9 February 2013

Flooding closes museum gallery

By Kate Wallace, Telegraph Journal

The story of New Brunswick’s human heritage a told by the New Brunswick Museum will be abridged for the near future after a burst pipe has caused its main-floor galleries to close.

Luckily, no objects on display appear to have been harmed in the accident.

“The great thing is the artifacts were not damaged, they were behind Plexi or protected in cases,” Jane Fullerton, the museum’s CEO, said Friday.
The bad news is that exhibits on the main floor are closed indefinitely.

The flooding took place Jan. 27, when a coil in an air-handling unit at the back of the lower floor froze and split. Water ran onto the floor, and water sprayed in the area between the displays of the Turnbull Workshop and Sullivan’s Bar. Damage extended to the area around displays interpreting urban life in New Brunswick.

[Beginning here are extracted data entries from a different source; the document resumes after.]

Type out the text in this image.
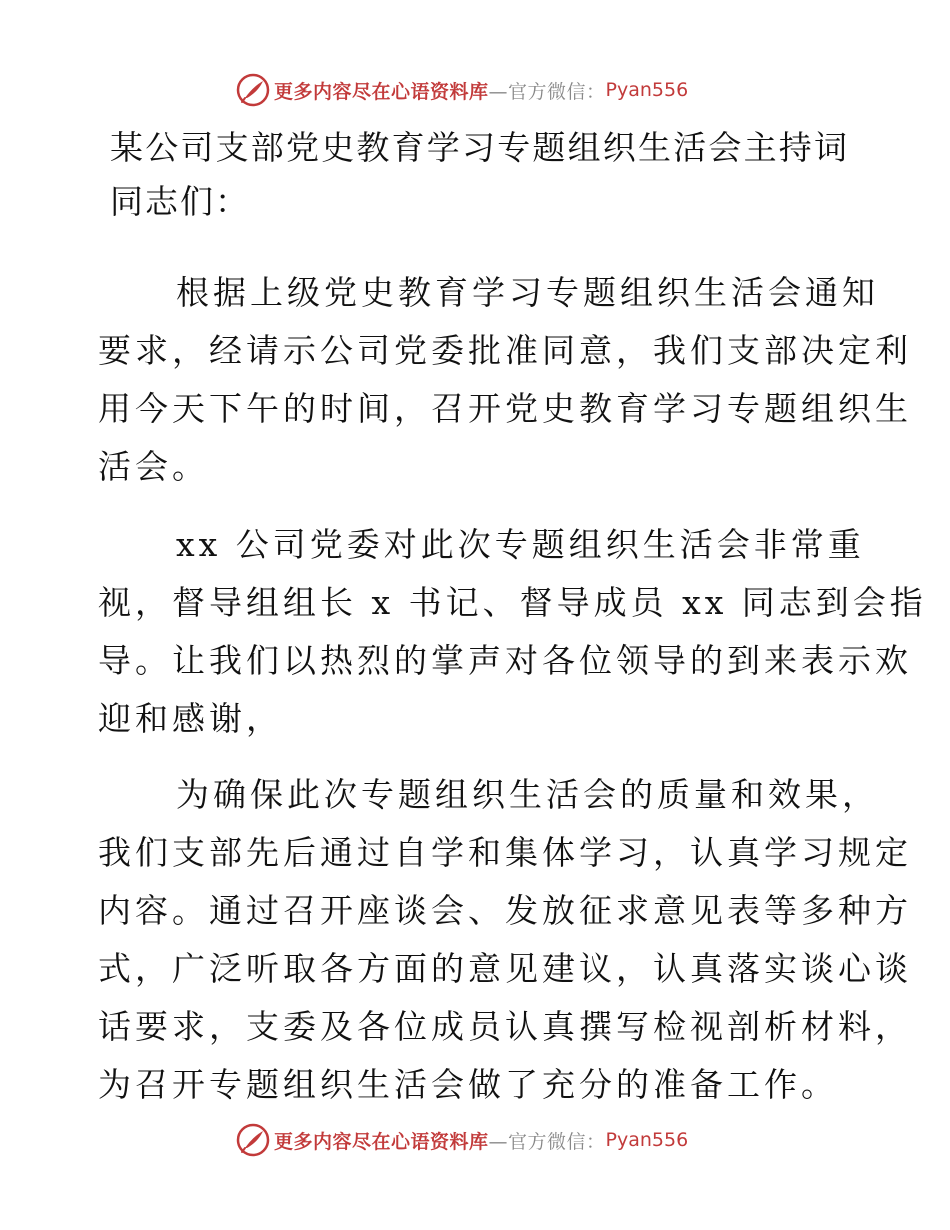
更多内容尽在心语资料库 —官方微信： Pyan556
某公司支部党史教育学习专题组织生活会主持词
同志们：
根据上级党史教育学习专题组织生活会通知
要求，经请示公司党委批准同意，我们支部决定利
用今天下午的时间，召开党史教育学习专题组织生
活会。
xx 公司党委对此次专题组织生活会非常重
视，督导组组长 x 书记、督导成员 xx 同志到会指
导。让我们以热烈的掌声对各位领导的到来表示欢
迎和感谢，
为确保此次专题组织生活会的质量和效果，
我们支部先后通过自学和集体学习，认真学习规定
内容。通过召开座谈会、发放征求意见表等多种方
式，广泛听取各方面的意见建议，认真落实谈心谈
话要求，支委及各位成员认真撰写检视剖析材料，
为召开专题组织生活会做了充分的准备工作。
更多内容尽在心语资料库 —官方微信： Pyan556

“It was found very quickly,” Fullerton said of the breach, but it took a while to get the water turned off.

Walls, ceilings and display cases were damaged. Thanks to the quick reaction by staff, artifacts and exhibits were moved from harm’s way.

“We’re still assessing the pieces. So far we have not found any that have any damage,” Fullerton said.

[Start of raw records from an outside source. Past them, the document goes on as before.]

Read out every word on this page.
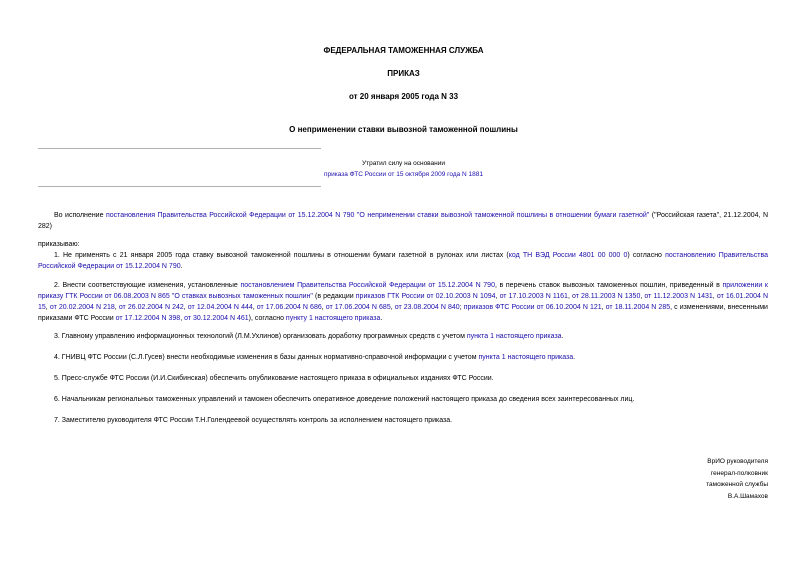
ФЕДЕРАЛЬНАЯ ТАМОЖЕННАЯ СЛУЖБА
ПРИКАЗ
от 20 января 2005 года N 33
О неприменении ставки вывозной таможенной пошлины
Утратил силу на основании
приказа ФТС России от 15 октября 2009 года N 1881
Во исполнение постановления Правительства Российской Федерации от 15.12.2004 N 790 "О неприменении ставки вывозной таможенной пошлины в отношении бумаги газетной" ("Российская газета", 21.12.2004, N 282)
приказываю:
1. Не применять с 21 января 2005 года ставку вывозной таможенной пошлины в отношении бумаги газетной в рулонах или листах (код ТН ВЭД России 4801 00 000 0) согласно постановлению Правительства Российской Федерации от 15.12.2004 N 790.
2. Внести соответствующие изменения, установленные постановлением Правительства Российской Федерации от 15.12.2004 N 790, в перечень ставок вывозных таможенных пошлин, приведенный в приложении к приказу ГТК России от 06.08.2003 N 865 "О ставках вывозных таможенных пошлин" (в редакции приказов ГТК России от 02.10.2003 N 1094, от 17.10.2003 N 1161, от 28.11.2003 N 1350, от 11.12.2003 N 1431, от 16.01.2004 N 15, от 20.02.2004 N 218, от 26.02.2004 N 242, от 12.04.2004 N 444, от 17.06.2004 N 686, от 17.06.2004 N 685, от 23.08.2004 N 840; приказов ФТС России от 06.10.2004 N 121, от 18.11.2004 N 285, с изменениями, внесенными приказами ФТС России от 17.12.2004 N 398, от 30.12.2004 N 461), согласно пункту 1 настоящего приказа.
3. Главному управлению информационных технологий (Л.М.Ухлинов) организовать доработку программных средств с учетом пункта 1 настоящего приказа.
4. ГНИВЦ ФТС России (С.Л.Гусев) внести необходимые изменения в базы данных нормативно-справочной информации с учетом пункта 1 настоящего приказа.
5. Пресс-службе ФТС России (И.И.Скибинская) обеспечить опубликование настоящего приказа в официальных изданиях ФТС России.
6. Начальникам региональных таможенных управлений и таможен обеспечить оперативное доведение положений настоящего приказа до сведения всех заинтересованных лиц.
7. Заместителю руководителя ФТС России Т.Н.Голендеевой осуществлять контроль за исполнением настоящего приказа.
ВрИО руководителя
генерал-полковник
таможенной службы
В.А.Шамахов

There are still some larger industrial pieces that will need to be examined by a conservator, but even if they were damaged, “it will be minimal, because it’s certainly not visible to us at all,” Fullerton said. “Ideally there’s none at all but I won’t say that quite yet.”

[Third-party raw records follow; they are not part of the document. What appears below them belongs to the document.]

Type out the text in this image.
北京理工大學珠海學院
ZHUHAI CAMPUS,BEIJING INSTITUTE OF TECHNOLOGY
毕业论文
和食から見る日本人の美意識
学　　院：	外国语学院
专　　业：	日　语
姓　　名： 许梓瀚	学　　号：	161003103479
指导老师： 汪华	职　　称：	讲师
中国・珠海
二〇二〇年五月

Fullerton praised museum employees for their hard work following the accident, including adjusting programming to focus on the natural history and fine-art collections housed in upper-floor galleries, which were undamaged in the flooding.

“There is an impact on programs,” Fullerton said, including both permanent exhibitions and temporary shows, as that space is currently being used for artifact storage.

“That’s why we’ve reduced our general admission rate,” Fullerton said. “Because people can’t have the full experience that they would have at the museum.”
It is cut by $1, from the usual adult rate of $7.

With the cleanup nearly complete, the next step is renovations.

“There’s a significant amount of repair that will need to be done,” she said. That work will be complicated by the sensitive requirements of the museum, which closely controls for humidity, dust and temperature.

She isn’t sure when that will be complete, or what the timeline is for reopening.

“In the next couple of weeks we’ll be able to look at our next steps as far as regaining use of that area,” she said.

The museum is a tenant in Market Square, and the province is responsible for the lease. Fullerton does not yet have an estimate of the cost of the damages, or who will be responsible for them.

“I don’t have a sense of the cost, we’ve just been getting it cleaned up,” Fullerton said. “We haven’t seen any bills yet.”